The implications are devastating – especially for Britain.
Because while global financiers quietly row back, the UK is legally locked in. Our energy policy is no longer a strategy that can be adjusted when it fails. It is a statutory obligation, hard-wired into law by the Climate Change Act and enforced through binding carbon budgets.
At the heart of this sits the Climate Change Committee , a body with no democratic mandate that now functions as a shadow government for energy, transport, housing and industry. Ministers come and go, but the CCC’s assumptions remain untouched, even as they collide with physical reality.
Ed Miliband is merely the latest custodian of this system. His task is not to ask whether Net Zero is working, but to accelerate it regardless of cost, consequence or feasibility. Grid warnings, spiralling bills, transformer shortages and mounting curtailment costs are treated as inconveniences, not red flags.

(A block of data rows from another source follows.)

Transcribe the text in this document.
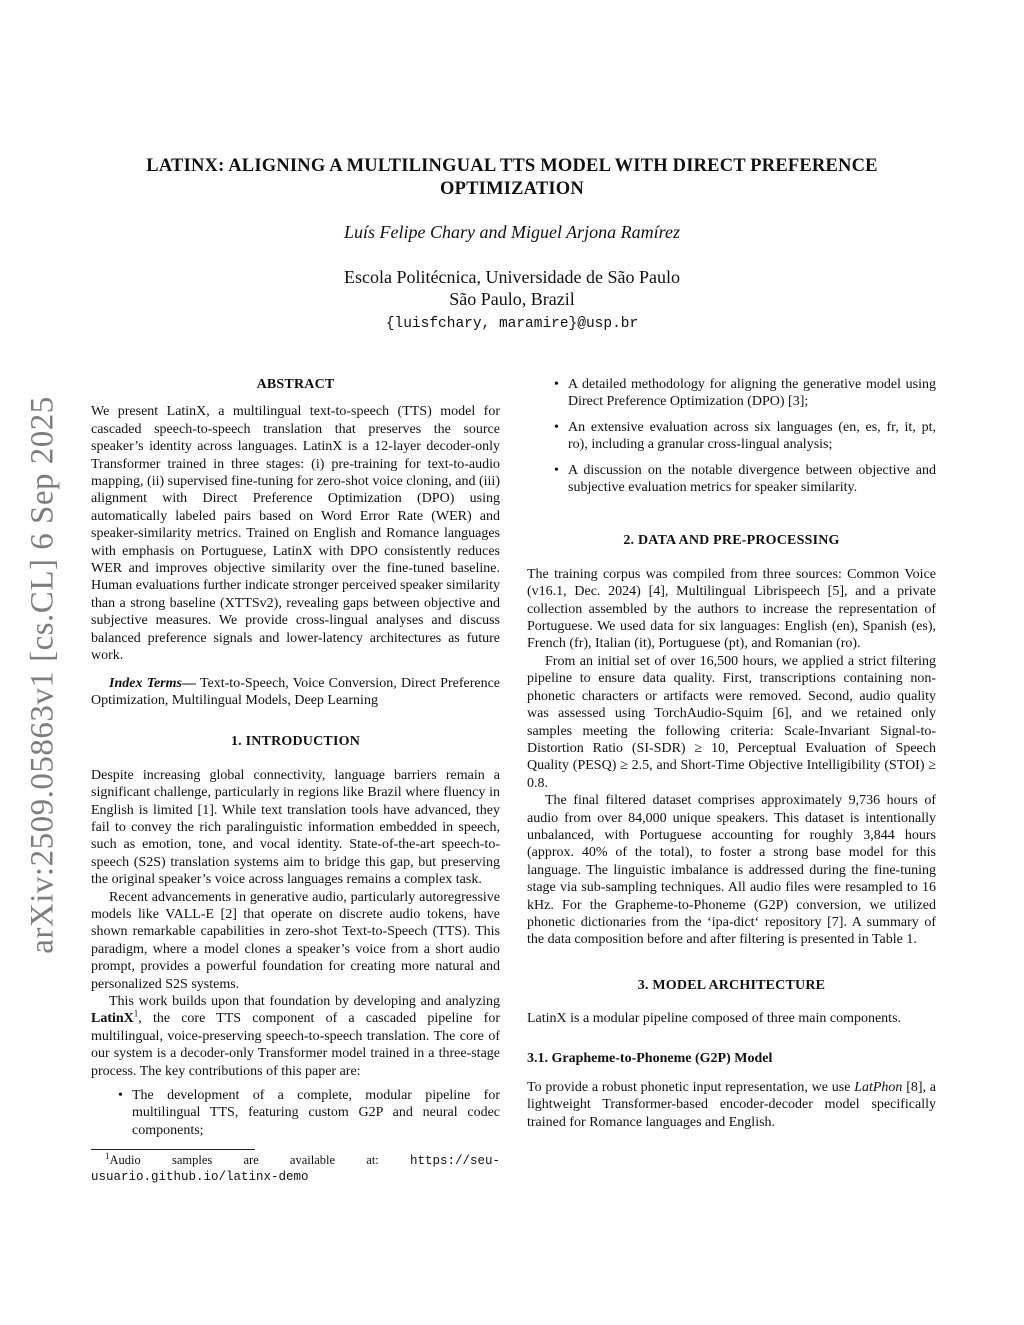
arXiv:2509.05863v1 [cs.CL] 6 Sep 2025
LATINX: ALIGNING A MULTILINGUAL TTS MODEL WITH DIRECT PREFERENCE
OPTIMIZATION
Luís Felipe Chary and Miguel Arjona Ramírez
Escola Politécnica, Universidade de São Paulo
São Paulo, Brazil
{luisfchary, maramire}@usp.br
ABSTRACT

We present LatinX, a multilingual text-to-speech (TTS) model for cascaded speech-to-speech translation that preserves the source speaker’s identity across languages. LatinX is a 12-layer decoder-only Transformer trained in three stages: (i) pre-training for text-to-audio mapping, (ii) supervised fine-tuning for zero-shot voice cloning, and (iii) alignment with Direct Preference Optimization (DPO) using automatically labeled pairs based on Word Error Rate (WER) and speaker-similarity metrics. Trained on English and Romance languages with emphasis on Portuguese, LatinX with DPO consistently reduces WER and improves objective similarity over the fine-tuned baseline. Human evaluations further indicate stronger perceived speaker similarity than a strong baseline (XTTSv2), revealing gaps between objective and subjective measures. We provide cross-lingual analyses and discuss balanced preference signals and lower-latency architectures as future work.

Index Terms— Text-to-Speech, Voice Conversion, Direct Preference Optimization, Multilingual Models, Deep Learning

1. INTRODUCTION

Despite increasing global connectivity, language barriers remain a significant challenge, particularly in regions like Brazil where fluency in English is limited [1]. While text translation tools have advanced, they fail to convey the rich paralinguistic information embedded in speech, such as emotion, tone, and vocal identity. State-of-the-art speech-to-speech (S2S) translation systems aim to bridge this gap, but preserving the original speaker’s voice across languages remains a complex task.

Recent advancements in generative audio, particularly autoregressive models like VALL-E [2] that operate on discrete audio tokens, have shown remarkable capabilities in zero-shot Text-to-Speech (TTS). This paradigm, where a model clones a speaker’s voice from a short audio prompt, provides a powerful foundation for creating more natural and personalized S2S systems.

This work builds upon that foundation by developing and analyzing LatinX$^1$, the core TTS component of a cascaded pipeline for multilingual, voice-preserving speech-to-speech translation. The core of our system is a decoder-only Transformer model trained in a three-stage process. The key contributions of this paper are:

• The development of a complete, modular pipeline for multilingual TTS, featuring custom G2P and neural codec components;

$^1$Audio samples are available at: https://seu-usuario.github.io/latinx-demo

• A detailed methodology for aligning the generative model using Direct Preference Optimization (DPO) [3];
• An extensive evaluation across six languages (en, es, fr, it, pt, ro), including a granular cross-lingual analysis;
• A discussion on the notable divergence between objective and subjective evaluation metrics for speaker similarity.
2. DATA AND PRE-PROCESSING

The training corpus was compiled from three sources: Common Voice (v16.1, Dec. 2024) [4], Multilingual Librispeech [5], and a private collection assembled by the authors to increase the representation of Portuguese. We used data for six languages: English (en), Spanish (es), French (fr), Italian (it), Portuguese (pt), and Romanian (ro).

From an initial set of over 16,500 hours, we applied a strict filtering pipeline to ensure data quality. First, transcriptions containing non-phonetic characters or artifacts were removed. Second, audio quality was assessed using TorchAudio-Squim [6], and we retained only samples meeting the following criteria: Scale-Invariant Signal-to-Distortion Ratio (SI-SDR) ≥ 10, Perceptual Evaluation of Speech Quality (PESQ) ≥ 2.5, and Short-Time Objective Intelligibility (STOI) ≥ 0.8.

The final filtered dataset comprises approximately 9,736 hours of audio from over 84,000 unique speakers. This dataset is intentionally unbalanced, with Portuguese accounting for roughly 3,844 hours (approx. 40% of the total), to foster a strong base model for this language. The linguistic imbalance is addressed during the fine-tuning stage via sub-sampling techniques. All audio files were resampled to 16 kHz. For the Grapheme-to-Phoneme (G2P) conversion, we utilized phonetic dictionaries from the ‘ipa-dict‘ repository [7]. A summary of the data composition before and after filtering is presented in Table 1.

3. MODEL ARCHITECTURE

LatinX is a modular pipeline composed of three main components.

3.1. Grapheme-to-Phoneme (G2P) Model

To provide a robust phonetic input representation, we use LatPhon [8], a lightweight Transformer-based encoder-decoder model specifically trained for Romance languages and English.
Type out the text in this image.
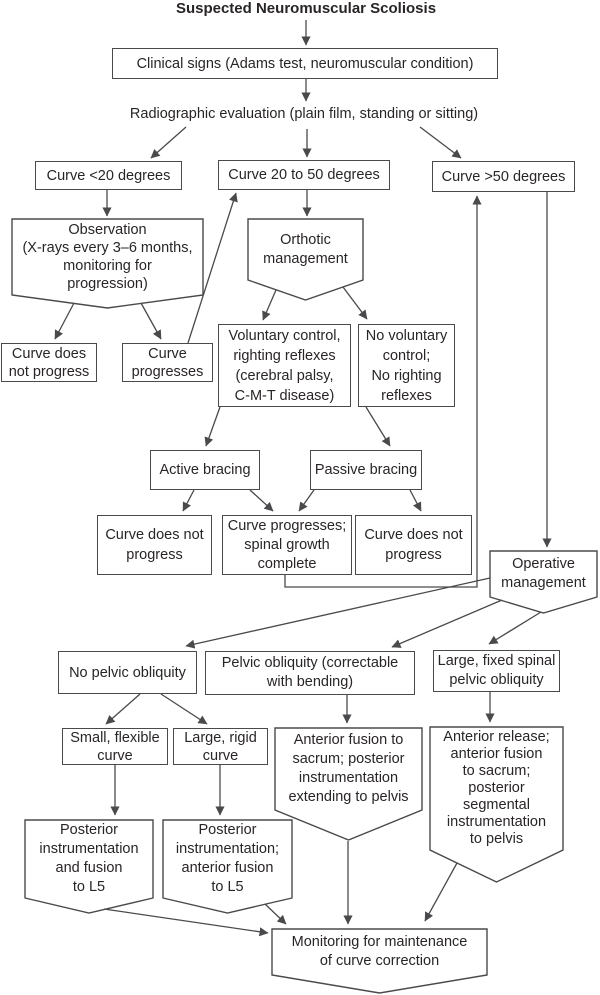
Suspected Neuromuscular Scoliosis
Clinical signs (Adams test, neuromuscular condition)
Radiographic evaluation (plain film, standing or sitting)
Curve <20 degrees	Curve 20 to 50 degrees	Curve >50 degrees
Observation
(X-rays every 3–6 months,
monitoring for
progression)
Curve does
not progress
Curve
progresses
Orthotic
management
Voluntary control,
righting reflexes
(cerebral palsy,
C-M-T disease)
No voluntary
control;
No righting
reflexes
Active bracing	Passive bracing
Curve does not
progress
Curve progresses;
spinal growth
complete
Curve does not
progress
Operative
management
No pelvic obliquity
Pelvic obliquity (correctable
with bending)
Large, fixed spinal
pelvic obliquity
Small, flexible
curve
Large, rigid
curve
Anterior fusion to
sacrum; posterior
instrumentation
extending to pelvis
Anterior release;
anterior fusion
to sacrum;
posterior
segmental
instrumentation
to pelvis
Posterior
instrumentation
and fusion
to L5
Posterior
instrumentation;
anterior fusion
to L5
Monitoring for maintenance
of curve correction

The results are already visible. Electricity bills have exploded. Heavy industry is quietly leaving. Grid stability has deteriorated. Consumers are paying billions in hidden subsidies and constraint payments just to keep the lights on , and this is before the mass electrification of heating and transport has even begun.
This was sold as a green industrial renaissance. In reality it is a de-industrialisation strategy enforced by statute.
Now comes the most grotesque irony of all. The very institutions that drove this agenda , asset managers, global banks, ESG evangelists , are beginning to talk about “balance” and “pragmatism”. They will pivot. They will rebrand. They will deny responsibility.
Britain cannot.
We have placed energy policy beyond democratic correction. Parliament has bound future governments to a single pathway, based on assumptions about technology, cost and grid physics that are increasingly untenable. When those assumptions fail, the law demands we press on regardless.
This is not how a serious country governs itself.
Energy systems are among the most complex machines ever built. They require redundancy, resilience and realism , not ideology enforced by courts. No nation should be legally forbidden from changing course when evidence turns against it.
Yet that is precisely where Britain now finds itself.
The question is no longer whether Net Zero was rushed.
It is whether any democracy can survive locking itself by law into an energy experiment that its own architects are quietly abandoning.